Lady Violet said there was only one sort of wine she really liked and “fizz” was the name of it. And it was so expensive since the War that she only enjoyed drinking it when paid for by other people. But the Club had rather a reputation for barley water. To prove its bona fides she asked the waitress to bring some.

Mame accepted the first beaker of that mild beverage and found it good. The plovers’ eggs, too, were excellent. Still, a quaint combination, as Lady Violet remarked. Yet could Cinderella have forgotten for one moment the nature of the ice beneath her slippers she would have given herself up to frank enjoyment of the nicest food she had had in years.

A spectre was there all the time. But Elmer P. on a Lodge night could hardly have been more full of quip than Lady Violet. Not only was she witty in herself, she seemed a cause of wit in others. First Family was writ large upon her, yet she was everybody’s friend. She passed the time of day with the majority of her fellow members; she had a gay word or a bit of chaff for even the staidest of them; and in her frank and genial fashion she introduced “my friend Miss Du Rance of Chicago” to a discreetly chosen two or three.

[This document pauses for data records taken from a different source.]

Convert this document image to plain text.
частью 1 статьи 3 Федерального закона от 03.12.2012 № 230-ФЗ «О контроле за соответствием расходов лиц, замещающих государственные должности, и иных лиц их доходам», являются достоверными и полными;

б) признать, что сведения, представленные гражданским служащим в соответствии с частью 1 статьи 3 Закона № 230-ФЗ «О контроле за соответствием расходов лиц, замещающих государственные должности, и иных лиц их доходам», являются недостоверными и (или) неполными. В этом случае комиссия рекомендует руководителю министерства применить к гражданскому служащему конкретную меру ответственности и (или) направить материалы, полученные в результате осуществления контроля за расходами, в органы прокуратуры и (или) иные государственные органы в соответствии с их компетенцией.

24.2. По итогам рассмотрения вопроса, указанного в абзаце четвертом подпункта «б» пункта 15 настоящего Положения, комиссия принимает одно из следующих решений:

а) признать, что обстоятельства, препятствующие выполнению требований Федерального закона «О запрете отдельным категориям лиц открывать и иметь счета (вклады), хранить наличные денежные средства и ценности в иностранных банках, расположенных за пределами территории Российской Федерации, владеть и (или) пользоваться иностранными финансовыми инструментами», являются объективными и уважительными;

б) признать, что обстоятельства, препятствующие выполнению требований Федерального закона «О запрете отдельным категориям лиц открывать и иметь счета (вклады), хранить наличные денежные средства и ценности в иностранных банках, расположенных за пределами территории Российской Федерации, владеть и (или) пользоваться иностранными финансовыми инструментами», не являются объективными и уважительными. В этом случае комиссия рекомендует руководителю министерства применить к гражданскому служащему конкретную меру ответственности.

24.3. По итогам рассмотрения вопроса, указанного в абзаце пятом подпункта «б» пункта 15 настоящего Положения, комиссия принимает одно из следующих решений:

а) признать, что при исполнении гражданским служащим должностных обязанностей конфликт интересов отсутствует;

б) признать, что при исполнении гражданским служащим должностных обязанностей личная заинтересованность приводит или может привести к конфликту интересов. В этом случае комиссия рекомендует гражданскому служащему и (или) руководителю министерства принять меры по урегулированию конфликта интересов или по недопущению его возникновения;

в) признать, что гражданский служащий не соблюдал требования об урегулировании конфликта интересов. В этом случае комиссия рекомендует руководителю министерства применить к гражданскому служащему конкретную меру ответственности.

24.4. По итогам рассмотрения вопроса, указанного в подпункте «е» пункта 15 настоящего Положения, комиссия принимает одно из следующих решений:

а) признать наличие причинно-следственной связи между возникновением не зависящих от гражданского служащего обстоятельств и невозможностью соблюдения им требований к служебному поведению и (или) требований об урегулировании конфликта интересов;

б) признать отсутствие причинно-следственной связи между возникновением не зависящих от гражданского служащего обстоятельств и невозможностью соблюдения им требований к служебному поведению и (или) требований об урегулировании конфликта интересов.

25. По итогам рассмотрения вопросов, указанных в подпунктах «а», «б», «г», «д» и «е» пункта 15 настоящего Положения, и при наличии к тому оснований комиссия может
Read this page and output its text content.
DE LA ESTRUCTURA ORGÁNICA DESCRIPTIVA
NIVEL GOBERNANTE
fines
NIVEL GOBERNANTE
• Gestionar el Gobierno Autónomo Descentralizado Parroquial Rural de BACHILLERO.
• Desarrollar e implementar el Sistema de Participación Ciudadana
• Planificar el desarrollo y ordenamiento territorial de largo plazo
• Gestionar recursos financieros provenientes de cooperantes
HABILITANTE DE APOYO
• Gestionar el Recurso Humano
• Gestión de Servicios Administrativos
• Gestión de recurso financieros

As this delectable meal neared its end Mame was hard set to keep the Cinderella feeling at bay. That forward-looking mind of hers could not help contrasting the blithe evening so rapidly wearing thin, with the endless procession of drab to-morrows which surely lay in wait for her. She loathed the thought of the count-every-dollar existence to which she was doomed to return. If only she had a couple of thousand or so laid up in the bank! For a chance had come to enter the life that had such a powerful knack of making every other seem not worth while.

In the midst of these prickly Cinderella thoughts, she woke with a little start to the fact that her vis-à-vis was gazing at her over the flowers in the centre of the table. That was an odd sort of look Lady Violet sometimes had. Once or twice already Mame had surprised it stealing across her face; and she couldn’t help wondering what it meant.

“You’ll have a cup of coffee, won’t you?”

Mame was glad to have a cup of coffee, yet she was sure the look on the face of the fairy godmother had really nothing to do with that aromatic berry.

A waitress came with the coffee.

“Noir? Or sugar and milk?”

Miss Du Rance took plenty of sugar and plenty of milk. They had lingered over their meal. It had been very jolly; and although Mame had been oppressed throughout by a sense of destiny she had managed to keep up her end. Her free comments on men and women, on habits and customs, on powers and principalities had delighted the hostess. This quick-thinking child from the back of beyond was an Original. And so plucky! And really pretty if she wouldn’t trick herself out in that second-rate style!